C’est environ un mois après notre visite à la cité engloutie, selon nos calculs, que s’est produit une chose imprévue et saisissante. Nous croyions que nous étions désormais immunisés contre les chocs, et qu’aucun fait nouveau ne pourrait nous émouvoir grandement. Or ce que je vais maintenant vous raconter a dépassé les prévisions de notre imagination.
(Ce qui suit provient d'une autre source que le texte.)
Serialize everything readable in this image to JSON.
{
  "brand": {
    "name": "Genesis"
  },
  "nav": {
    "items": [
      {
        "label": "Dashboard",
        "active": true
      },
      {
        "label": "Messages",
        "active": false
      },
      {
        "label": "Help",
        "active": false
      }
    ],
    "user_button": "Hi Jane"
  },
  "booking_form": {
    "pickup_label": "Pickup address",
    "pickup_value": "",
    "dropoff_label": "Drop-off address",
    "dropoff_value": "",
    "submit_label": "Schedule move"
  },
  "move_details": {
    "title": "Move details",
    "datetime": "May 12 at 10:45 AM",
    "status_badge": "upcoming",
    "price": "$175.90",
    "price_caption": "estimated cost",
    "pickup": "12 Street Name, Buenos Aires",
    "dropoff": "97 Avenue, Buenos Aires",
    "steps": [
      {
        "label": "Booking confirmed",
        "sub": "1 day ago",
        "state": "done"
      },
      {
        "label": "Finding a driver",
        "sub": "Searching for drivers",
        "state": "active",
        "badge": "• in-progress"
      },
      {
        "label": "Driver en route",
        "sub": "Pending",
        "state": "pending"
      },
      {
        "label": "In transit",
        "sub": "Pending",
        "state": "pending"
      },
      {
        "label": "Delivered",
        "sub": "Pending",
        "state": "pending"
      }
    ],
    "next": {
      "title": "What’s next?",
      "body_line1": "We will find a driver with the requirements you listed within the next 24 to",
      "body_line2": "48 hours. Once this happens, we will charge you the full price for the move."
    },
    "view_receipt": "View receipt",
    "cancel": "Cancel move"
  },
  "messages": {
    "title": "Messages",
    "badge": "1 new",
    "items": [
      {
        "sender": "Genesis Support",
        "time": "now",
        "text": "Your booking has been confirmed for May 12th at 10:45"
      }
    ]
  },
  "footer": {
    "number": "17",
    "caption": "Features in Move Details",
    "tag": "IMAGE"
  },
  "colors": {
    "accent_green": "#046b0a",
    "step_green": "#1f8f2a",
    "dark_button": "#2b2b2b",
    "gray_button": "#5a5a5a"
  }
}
La nouvelle qu’un événement important avait eu lieu nous a été rapportée par Scanlan. Il faut que vous compreniez bien que nous étions dans l’arche, jusqu’à un certain point, comme chez nous. Que nous savions où étaient situées les salles de repos collectif et les salles de spectacles. Que nous assistions à des concerts (leur musique était aussi étrange que compliquée) et à des représentations théâtrales où les mots incompréhensibles trouvaient leur traduction dans des gestes très vivants et très dramatiques. Enfin que nous faisions partie de la communauté. Nous rendions visite à diverses familles, et notre existence (la mienne, en tout cas) était éclairée par le charme qui émanait de ce peuple en général, et en particulier d’une chère jeune fille dont j’ai déjà parlé. Mona était la fille de l’un des chefs de la tribu, et j’ai trouvé dans sa famille un accueil chaleureux qui faisait oublier les différences de race et de langue. Quand nous en sommes venus au plus tendre des langages, je n’ai pas constaté d’ailleurs beaucoup de différences entre la vieille Atlantide et la jeune Amérique. Il me semble que ce qui aurait plu à une jeune fille du Brown’s College dans le Massachusetts ne plaisait pas moins à une jeune fille habitant sous les eaux.